A Simple Graph Neural Network from Scratch

Goals :

  1. An illustration of GCN for graph classification
  2. A toy application to Letter classification
  3. A lecture on Structured Machine Learning

Author: Romain Raveaux (romain.raveaux@univ-tours.fr)

Acknowledgement

  1. Datasets and functions to read data are taken from http://gmprdia.univ-lr.fr/

Install requirements

The lecture

The content of the is notebook is based on the following lectures : Supervised Machine Learning for structured input/output: Polytech, Tours

  • 1. Introduction to supervised Machine Learning: A probabilistic introduction PDF

  • 2. Connecting local models : The case of chains PDF slides

  • 3. Connecting local models : Beyond chains and trees.PDF slides

  • 4. Machine Learning and Graphs : Introduction and problems PDF slides

  • 5. Graph Neural Networks. PDF slides

  • 6. Graph Kernels.
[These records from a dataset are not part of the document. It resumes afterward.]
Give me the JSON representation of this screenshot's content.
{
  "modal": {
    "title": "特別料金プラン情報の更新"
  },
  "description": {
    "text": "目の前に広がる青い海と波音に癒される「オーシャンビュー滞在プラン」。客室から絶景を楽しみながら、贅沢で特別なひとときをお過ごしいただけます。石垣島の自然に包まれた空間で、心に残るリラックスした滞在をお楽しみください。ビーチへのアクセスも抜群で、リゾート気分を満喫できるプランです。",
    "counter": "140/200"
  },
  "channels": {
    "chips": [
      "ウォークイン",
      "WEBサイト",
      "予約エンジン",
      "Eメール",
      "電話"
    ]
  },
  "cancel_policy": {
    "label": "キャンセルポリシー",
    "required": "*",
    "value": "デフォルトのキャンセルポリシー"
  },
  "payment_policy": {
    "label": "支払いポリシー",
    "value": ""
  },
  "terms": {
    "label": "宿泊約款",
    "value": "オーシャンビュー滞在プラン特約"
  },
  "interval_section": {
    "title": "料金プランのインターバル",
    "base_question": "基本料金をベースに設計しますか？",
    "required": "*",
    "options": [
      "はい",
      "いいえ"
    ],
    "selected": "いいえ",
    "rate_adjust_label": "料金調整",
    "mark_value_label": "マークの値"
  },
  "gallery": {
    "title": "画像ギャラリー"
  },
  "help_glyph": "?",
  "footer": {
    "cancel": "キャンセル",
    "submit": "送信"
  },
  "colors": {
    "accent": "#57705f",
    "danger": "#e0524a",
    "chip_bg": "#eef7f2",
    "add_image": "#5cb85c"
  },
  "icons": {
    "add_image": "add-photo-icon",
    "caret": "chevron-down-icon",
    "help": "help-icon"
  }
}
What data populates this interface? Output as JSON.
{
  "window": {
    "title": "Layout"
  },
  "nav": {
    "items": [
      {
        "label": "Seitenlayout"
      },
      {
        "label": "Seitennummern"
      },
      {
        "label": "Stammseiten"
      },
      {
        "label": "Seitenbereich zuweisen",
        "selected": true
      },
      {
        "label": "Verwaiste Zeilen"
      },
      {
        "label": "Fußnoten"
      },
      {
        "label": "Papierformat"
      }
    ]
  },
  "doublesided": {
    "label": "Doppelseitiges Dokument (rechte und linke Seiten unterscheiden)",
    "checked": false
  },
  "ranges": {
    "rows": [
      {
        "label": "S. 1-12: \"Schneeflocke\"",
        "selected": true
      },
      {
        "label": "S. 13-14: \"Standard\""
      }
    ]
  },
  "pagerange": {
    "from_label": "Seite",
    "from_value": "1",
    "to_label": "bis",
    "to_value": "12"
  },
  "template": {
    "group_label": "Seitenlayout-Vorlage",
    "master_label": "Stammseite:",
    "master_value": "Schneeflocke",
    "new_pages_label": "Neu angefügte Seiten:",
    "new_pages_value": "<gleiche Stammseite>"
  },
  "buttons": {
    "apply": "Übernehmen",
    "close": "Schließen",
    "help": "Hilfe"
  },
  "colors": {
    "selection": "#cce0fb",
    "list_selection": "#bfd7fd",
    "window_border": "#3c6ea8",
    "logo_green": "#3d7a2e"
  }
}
PDF slides

In [1]:
#!pip install networkx
#!pip install torch
#!pip install scipy
#!pip install matplotlib

Download Data

Letter Database

Graphs that represent distorted letter drawings. They consider the 15 capital letters of the Roman alphabet that consist of straight lines only (A, E, F, H, I, K, L, M, N, T, V, W, X, Y, Z). Each node is labeled with a two-dimensional attribute giving its position relative to a reference coordinate system. Edges are unlabeled. The graph database consists of a training set, a validation set, and a test set of size 750 each. Also, three levels of distortions are provided.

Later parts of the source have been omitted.